While these biases are not intentional in most cases, because they reflect the state of an organization and a desired outcome, the usage of these algorithms can perpetuate decision making that may not always be in the best interests of consumers or businesses and, in fact, sometimes not even the institution itself.
DeCosmo said that this is a very valid concern but that there are things that can be done on the front end through sampling methodologies and other approaches to make sure a company is not introducing bias into models when they are built.
On the back end, he noted, there can also be good controls put in place to make sure that the result doesn’t start to generate some unintended bias as well.
The biggest takeaway is that these models need tests and controls, on both the front and back end, to ensure the decisioning is balanced. As models become more machine learning–driven and automated, the kind of tests performed on a scheduled basis now will need to be done more frequently, he added.
“You need to be monitoring your models to make sure that your model is not picking up some underlying bias that is now being institutionalized into the model through a machine learning algorithm,” DeCosmo explained.
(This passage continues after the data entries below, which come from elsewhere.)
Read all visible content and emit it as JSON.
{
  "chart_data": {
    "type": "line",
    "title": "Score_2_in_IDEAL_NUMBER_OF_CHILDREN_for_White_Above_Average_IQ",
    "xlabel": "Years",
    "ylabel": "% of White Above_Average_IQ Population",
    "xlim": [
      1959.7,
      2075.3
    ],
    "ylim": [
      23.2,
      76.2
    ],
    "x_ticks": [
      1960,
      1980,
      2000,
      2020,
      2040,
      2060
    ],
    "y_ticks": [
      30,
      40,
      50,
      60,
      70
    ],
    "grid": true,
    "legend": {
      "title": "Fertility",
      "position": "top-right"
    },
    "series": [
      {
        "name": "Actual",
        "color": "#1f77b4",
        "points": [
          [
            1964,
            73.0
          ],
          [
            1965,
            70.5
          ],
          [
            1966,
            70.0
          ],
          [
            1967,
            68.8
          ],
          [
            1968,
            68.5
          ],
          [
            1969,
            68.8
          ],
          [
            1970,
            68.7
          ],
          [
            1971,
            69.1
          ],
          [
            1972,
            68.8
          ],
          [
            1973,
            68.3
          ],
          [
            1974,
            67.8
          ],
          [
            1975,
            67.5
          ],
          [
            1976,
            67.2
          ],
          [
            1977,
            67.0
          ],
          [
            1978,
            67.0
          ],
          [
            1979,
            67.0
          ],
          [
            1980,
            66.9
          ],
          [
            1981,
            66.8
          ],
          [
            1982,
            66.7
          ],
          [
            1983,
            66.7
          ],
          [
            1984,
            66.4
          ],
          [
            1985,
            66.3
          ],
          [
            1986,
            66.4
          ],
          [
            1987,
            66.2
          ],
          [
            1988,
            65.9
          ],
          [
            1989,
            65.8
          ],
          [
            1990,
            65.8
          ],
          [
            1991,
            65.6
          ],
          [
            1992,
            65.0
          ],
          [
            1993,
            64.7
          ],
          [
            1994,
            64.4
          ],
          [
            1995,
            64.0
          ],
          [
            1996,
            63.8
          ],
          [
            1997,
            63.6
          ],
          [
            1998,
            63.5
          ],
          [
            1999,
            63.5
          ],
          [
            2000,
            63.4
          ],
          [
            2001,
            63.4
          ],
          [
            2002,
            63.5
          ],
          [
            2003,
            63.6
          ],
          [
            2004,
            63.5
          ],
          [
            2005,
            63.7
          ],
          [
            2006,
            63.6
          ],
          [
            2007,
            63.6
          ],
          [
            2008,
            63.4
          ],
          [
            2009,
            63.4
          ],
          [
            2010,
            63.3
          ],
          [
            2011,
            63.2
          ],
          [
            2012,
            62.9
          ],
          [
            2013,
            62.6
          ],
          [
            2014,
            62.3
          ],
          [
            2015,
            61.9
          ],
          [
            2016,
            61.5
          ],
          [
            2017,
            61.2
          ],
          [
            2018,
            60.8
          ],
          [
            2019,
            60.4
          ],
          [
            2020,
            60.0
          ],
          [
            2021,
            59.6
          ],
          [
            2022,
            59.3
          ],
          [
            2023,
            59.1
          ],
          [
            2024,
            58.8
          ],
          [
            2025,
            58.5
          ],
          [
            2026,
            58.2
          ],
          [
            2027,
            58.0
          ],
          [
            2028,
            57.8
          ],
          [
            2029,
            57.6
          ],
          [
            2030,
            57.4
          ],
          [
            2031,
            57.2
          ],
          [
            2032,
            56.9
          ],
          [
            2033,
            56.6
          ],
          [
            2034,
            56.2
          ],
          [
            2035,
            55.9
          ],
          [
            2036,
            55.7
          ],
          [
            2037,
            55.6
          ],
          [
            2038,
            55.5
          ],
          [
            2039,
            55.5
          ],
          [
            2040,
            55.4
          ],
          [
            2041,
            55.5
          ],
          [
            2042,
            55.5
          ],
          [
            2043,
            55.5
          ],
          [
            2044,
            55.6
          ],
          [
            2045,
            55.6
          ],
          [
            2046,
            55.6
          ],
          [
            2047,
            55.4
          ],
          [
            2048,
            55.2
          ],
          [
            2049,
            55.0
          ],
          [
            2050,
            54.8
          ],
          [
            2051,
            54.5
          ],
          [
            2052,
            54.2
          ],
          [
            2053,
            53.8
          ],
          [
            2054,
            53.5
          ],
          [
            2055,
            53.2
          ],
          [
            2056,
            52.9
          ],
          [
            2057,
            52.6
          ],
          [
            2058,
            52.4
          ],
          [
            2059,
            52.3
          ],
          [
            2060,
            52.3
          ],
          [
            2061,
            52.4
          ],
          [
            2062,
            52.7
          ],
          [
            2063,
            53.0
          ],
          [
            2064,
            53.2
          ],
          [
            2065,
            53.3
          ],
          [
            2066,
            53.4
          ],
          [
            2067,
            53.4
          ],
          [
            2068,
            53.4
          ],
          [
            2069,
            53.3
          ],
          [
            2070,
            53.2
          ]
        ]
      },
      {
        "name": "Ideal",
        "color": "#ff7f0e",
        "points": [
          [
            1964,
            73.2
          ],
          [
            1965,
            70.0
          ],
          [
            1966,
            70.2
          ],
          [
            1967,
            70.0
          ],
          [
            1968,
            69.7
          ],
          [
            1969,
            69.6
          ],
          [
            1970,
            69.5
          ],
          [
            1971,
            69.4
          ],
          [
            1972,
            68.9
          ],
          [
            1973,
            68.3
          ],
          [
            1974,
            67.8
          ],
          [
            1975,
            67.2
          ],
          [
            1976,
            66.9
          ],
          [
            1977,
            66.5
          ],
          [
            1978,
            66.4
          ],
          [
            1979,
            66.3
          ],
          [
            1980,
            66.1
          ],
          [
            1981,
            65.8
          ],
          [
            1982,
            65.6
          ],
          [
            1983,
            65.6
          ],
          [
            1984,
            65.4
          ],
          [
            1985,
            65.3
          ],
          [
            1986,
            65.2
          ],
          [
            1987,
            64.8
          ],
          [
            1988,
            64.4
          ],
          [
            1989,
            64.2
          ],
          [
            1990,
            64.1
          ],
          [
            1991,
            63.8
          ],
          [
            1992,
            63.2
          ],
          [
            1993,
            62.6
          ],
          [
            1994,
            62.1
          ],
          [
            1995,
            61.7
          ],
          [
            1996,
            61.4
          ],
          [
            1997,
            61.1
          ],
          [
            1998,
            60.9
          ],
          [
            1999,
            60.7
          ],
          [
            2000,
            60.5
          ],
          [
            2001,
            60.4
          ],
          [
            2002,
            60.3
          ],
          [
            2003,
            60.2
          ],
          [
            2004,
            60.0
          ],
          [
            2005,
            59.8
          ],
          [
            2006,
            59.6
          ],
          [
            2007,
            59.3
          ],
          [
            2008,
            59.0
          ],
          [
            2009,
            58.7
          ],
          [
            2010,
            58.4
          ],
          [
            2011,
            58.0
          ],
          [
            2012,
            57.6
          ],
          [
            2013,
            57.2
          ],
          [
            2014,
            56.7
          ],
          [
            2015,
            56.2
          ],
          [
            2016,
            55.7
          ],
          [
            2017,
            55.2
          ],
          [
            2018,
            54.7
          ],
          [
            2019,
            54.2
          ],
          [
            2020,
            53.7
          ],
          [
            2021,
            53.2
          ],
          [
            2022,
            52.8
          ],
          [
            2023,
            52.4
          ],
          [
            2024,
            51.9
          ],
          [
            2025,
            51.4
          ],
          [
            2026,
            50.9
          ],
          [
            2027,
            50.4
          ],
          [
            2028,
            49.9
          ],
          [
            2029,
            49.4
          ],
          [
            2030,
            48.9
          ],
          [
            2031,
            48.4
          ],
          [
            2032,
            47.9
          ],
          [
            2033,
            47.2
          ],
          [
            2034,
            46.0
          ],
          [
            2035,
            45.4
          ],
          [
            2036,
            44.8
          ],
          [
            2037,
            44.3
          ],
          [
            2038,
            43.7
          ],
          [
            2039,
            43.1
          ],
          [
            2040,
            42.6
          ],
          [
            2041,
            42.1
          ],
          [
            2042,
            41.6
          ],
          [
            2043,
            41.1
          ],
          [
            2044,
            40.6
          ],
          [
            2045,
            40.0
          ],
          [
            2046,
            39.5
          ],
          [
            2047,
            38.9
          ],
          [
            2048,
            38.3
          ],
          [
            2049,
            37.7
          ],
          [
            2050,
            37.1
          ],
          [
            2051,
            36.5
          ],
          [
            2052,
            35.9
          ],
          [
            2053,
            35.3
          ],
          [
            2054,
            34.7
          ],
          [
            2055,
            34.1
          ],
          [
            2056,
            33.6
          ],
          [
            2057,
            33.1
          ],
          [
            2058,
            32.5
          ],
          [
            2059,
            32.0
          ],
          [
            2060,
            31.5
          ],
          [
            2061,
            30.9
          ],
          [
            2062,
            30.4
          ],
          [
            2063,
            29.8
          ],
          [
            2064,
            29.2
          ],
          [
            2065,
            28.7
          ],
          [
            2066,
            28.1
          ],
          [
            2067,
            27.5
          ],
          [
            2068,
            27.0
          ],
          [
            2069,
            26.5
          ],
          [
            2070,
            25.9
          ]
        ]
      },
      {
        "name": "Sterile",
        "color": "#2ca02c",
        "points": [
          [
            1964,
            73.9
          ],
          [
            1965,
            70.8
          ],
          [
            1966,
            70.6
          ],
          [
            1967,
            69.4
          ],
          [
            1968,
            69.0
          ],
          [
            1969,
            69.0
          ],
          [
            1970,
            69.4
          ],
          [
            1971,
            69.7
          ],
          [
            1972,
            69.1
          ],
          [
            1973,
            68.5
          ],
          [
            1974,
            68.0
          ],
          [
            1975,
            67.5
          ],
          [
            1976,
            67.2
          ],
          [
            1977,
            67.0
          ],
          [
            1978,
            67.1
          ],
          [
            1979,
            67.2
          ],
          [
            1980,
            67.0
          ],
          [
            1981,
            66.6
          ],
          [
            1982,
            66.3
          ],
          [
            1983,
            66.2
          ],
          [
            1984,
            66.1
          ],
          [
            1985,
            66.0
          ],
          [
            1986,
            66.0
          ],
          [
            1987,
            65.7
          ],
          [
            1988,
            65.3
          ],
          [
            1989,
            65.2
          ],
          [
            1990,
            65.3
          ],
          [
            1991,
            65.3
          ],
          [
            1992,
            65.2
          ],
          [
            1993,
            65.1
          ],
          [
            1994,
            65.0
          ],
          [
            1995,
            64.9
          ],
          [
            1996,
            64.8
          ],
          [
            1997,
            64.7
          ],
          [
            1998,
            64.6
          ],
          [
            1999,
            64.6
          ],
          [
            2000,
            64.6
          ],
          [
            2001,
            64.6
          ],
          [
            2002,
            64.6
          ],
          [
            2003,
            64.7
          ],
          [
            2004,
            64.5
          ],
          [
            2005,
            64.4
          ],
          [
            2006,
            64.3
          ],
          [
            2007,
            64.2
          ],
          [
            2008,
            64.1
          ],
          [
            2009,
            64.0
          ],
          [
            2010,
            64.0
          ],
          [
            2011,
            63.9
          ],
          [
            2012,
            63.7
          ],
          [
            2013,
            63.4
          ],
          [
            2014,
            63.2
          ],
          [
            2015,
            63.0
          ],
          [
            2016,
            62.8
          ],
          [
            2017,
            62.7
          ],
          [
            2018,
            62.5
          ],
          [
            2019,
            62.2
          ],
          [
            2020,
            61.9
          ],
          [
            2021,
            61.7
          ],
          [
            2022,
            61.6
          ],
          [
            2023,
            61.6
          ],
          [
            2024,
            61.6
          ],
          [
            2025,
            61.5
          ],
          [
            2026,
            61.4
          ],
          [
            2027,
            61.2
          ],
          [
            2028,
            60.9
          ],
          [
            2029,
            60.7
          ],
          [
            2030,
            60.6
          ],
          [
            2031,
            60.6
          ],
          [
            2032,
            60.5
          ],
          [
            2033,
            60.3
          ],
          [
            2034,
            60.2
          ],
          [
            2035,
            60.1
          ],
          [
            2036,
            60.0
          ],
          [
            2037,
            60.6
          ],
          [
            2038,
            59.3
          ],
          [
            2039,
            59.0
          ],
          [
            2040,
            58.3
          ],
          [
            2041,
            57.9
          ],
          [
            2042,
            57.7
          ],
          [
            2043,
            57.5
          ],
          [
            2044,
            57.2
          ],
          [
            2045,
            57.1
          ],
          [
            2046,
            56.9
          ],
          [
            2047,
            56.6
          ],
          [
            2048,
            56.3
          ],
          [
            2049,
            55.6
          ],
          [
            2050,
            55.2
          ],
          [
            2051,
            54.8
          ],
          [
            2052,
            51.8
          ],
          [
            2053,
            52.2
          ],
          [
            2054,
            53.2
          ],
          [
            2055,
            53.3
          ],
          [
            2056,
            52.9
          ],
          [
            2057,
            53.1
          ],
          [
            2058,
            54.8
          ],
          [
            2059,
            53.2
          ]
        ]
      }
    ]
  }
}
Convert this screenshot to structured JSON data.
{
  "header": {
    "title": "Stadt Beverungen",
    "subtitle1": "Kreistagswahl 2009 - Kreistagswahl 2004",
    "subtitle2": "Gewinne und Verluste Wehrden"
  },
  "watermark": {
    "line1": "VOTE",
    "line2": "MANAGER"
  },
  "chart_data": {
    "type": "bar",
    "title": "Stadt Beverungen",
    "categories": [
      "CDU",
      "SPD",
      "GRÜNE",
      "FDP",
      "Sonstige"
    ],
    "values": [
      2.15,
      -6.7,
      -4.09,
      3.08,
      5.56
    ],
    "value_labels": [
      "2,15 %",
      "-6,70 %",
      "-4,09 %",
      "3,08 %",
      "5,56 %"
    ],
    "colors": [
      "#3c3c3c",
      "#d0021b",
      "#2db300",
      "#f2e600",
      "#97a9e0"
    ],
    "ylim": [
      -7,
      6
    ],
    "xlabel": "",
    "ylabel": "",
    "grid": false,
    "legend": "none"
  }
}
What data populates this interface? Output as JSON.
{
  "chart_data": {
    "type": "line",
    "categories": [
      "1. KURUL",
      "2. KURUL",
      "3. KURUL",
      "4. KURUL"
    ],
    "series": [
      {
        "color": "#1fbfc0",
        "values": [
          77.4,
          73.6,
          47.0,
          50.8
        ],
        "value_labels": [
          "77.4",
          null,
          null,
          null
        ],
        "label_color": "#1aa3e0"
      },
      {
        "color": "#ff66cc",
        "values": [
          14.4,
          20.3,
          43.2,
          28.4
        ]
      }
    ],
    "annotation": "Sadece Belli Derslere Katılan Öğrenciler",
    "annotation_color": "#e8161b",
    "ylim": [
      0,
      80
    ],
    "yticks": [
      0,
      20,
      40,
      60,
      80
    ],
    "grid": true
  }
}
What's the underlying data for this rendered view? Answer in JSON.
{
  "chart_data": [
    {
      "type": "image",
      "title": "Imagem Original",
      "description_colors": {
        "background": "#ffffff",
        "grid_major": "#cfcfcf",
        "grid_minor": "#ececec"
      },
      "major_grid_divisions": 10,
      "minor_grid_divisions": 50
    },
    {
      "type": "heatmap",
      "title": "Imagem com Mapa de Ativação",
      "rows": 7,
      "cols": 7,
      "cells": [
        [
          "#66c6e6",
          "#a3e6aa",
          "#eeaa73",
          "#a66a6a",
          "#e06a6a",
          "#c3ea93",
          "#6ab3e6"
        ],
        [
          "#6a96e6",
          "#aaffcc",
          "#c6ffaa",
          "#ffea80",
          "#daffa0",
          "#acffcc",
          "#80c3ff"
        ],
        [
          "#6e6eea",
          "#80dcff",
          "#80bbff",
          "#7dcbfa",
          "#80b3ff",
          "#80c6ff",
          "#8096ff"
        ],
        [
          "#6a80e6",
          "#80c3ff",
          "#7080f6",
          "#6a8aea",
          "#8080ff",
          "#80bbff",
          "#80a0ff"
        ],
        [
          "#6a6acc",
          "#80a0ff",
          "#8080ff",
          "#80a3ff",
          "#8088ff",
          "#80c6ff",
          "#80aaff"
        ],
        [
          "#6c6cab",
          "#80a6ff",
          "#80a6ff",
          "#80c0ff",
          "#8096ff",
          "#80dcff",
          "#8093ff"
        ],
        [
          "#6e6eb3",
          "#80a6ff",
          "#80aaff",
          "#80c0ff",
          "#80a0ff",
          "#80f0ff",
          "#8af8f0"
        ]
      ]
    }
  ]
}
By placing good monitoring and controls in the process and ensuring they are taking place on an ongoing basis, companies can be confident that they are using a well-built model that makes a decision, takes it out of a subjective process and makes it more of an objective decision.
This also enables more controls over that process and the ability for a company or a third-party provider to make sure the model is built in a way that doesn’t incorporate bias at the beginning and then doesn’t begin to be biased over time.
“With algorithmic-driven decisioning, you still get better, more objective and more consistent decisions, but they take work,” DeCosmo emphasized.
With the need for consistent and constant monitoring of the model and its outputs, there’s no longer any room for putting a model in place and forgetting it, he added.
What’s Next In AaaS?
Whether that decision flow is around marketing, credit risk, customer operations and retention, etc., he said the AaaS can be used to optimize those decisions.
The company has also found a need for this service across all types of industries, including banking, telecommunications and insurance.
DeCosmo noted that the insurance industry in particular in being disrupted by a number of startups on both the brokerage and carrier side that are doing interesting things online. Traditional providers as well as new entrants are looking for ways to be more efficient and automated with the way they interact with customers.
“The analytics and the data is just one piece of it — the decision flow and the hosting of that decision flow to make it available through APIs and render an automated real-time decision is really key,” he explained.